In 2013 Delta Lotsman was turned into a branch of state company "Ukrainian Sea Ports Authority" which supervises all sea ports.

Delta-Lotsman also has its own specialized fleet of pilot boats including about 20 pilot cutters, few surveying cutters, a multifunctional tug with ice passing abilities and a dredging boat.

==Fleet==
Due to the annexation of Crimea by the Russian Federation several ships were taken away by the Russian authorities. Most of those vessels are operated by the Russian company Lotsman-Krym.
- Project 1459 is an inshore pilot boat with power of 440 kW. It was created by Leningrad Central Project Design Bureau, an all its ships were built by the Leningrad Shipyard "Pella" (Otradnoye, Russia) in 1977–1992) The cutter has two diesel engines of 3D12 type. These types of pilot boats are very common in the post Soviet countries including the Baltic states. In Ukraine most of these pilot boats owned and operated by the Delta Lotsman, but there are few that serve local sea ports.
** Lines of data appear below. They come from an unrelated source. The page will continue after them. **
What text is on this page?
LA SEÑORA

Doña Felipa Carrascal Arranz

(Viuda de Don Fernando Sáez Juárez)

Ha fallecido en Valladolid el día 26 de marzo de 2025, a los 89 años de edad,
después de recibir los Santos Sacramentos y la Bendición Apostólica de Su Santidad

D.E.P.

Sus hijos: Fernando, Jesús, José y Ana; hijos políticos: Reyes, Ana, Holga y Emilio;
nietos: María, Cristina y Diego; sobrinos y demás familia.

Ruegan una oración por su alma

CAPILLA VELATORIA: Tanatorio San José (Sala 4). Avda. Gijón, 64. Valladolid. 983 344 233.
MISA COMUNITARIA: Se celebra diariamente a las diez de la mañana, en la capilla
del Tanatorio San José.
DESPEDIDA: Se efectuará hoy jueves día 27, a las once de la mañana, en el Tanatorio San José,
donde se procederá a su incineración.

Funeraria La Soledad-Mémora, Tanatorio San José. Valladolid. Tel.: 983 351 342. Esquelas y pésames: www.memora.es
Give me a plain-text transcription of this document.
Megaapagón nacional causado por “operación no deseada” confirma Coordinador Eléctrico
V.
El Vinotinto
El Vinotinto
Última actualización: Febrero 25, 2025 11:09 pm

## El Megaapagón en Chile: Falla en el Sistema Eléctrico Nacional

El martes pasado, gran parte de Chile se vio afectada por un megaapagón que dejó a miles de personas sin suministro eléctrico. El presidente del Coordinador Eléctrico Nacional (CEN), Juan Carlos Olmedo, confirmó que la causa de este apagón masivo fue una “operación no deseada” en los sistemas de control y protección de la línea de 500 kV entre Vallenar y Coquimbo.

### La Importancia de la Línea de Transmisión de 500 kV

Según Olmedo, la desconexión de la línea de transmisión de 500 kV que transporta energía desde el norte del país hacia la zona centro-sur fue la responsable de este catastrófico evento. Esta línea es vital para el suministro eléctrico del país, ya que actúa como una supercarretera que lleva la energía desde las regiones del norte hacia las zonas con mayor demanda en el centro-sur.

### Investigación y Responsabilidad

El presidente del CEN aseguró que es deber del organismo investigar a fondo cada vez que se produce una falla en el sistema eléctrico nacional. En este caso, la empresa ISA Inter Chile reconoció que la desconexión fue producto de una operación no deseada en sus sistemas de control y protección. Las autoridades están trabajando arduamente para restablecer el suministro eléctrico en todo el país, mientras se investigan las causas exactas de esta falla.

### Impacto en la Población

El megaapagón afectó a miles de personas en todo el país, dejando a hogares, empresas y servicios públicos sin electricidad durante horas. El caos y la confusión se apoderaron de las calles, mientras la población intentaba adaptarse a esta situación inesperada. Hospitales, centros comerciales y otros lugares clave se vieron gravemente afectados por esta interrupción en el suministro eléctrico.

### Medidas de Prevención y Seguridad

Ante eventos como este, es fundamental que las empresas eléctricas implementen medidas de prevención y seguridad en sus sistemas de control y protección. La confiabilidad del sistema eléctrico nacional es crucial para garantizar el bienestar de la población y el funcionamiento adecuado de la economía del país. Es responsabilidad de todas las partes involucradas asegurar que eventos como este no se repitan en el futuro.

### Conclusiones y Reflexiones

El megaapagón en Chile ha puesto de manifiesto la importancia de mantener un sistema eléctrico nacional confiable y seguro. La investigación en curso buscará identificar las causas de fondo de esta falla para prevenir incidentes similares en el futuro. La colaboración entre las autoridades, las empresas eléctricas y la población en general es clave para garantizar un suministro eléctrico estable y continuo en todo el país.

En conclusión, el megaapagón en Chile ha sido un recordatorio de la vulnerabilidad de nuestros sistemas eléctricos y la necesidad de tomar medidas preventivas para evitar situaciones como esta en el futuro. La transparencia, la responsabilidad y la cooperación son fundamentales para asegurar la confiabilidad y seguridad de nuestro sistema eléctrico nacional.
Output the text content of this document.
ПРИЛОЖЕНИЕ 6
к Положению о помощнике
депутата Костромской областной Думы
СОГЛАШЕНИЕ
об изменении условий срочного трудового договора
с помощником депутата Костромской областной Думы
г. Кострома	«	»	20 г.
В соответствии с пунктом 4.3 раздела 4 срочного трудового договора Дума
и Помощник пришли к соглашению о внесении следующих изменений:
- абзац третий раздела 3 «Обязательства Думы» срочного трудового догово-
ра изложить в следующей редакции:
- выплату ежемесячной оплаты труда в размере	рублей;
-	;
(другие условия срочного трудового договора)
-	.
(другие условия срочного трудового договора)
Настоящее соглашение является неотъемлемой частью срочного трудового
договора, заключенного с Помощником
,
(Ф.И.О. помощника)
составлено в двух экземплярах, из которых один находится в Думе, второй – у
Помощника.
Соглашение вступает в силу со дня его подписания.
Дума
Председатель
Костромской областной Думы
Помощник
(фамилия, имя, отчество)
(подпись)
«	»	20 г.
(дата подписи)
  - Komsomolets Hutsal (1988)
  - LK-115 (1991)
  - Lotsman Mazhara (1987)
  - LK-121 (1992)
  - Morskoi-2 (1978) taken away by Russia
  - LK-88 (1989) taken away by Russia
  - LK-102 (1989) taken away by Russia
  - Almaz (1990) taken away by Russia
- Project 14550 is a modernized version of project 1459. Those are also the same type of pilot boats just a little improved. The vessels were designed and built by the same companies in 1990s after dissolution of the Soviet Union.
  - Kapitan Belukha (1995)
- Project 70161 is a Ukrainian type of pilot boats built at Okean Shipyard in Mykolaiv. These pilot boats have power of 716 kW. There is only one known vessel.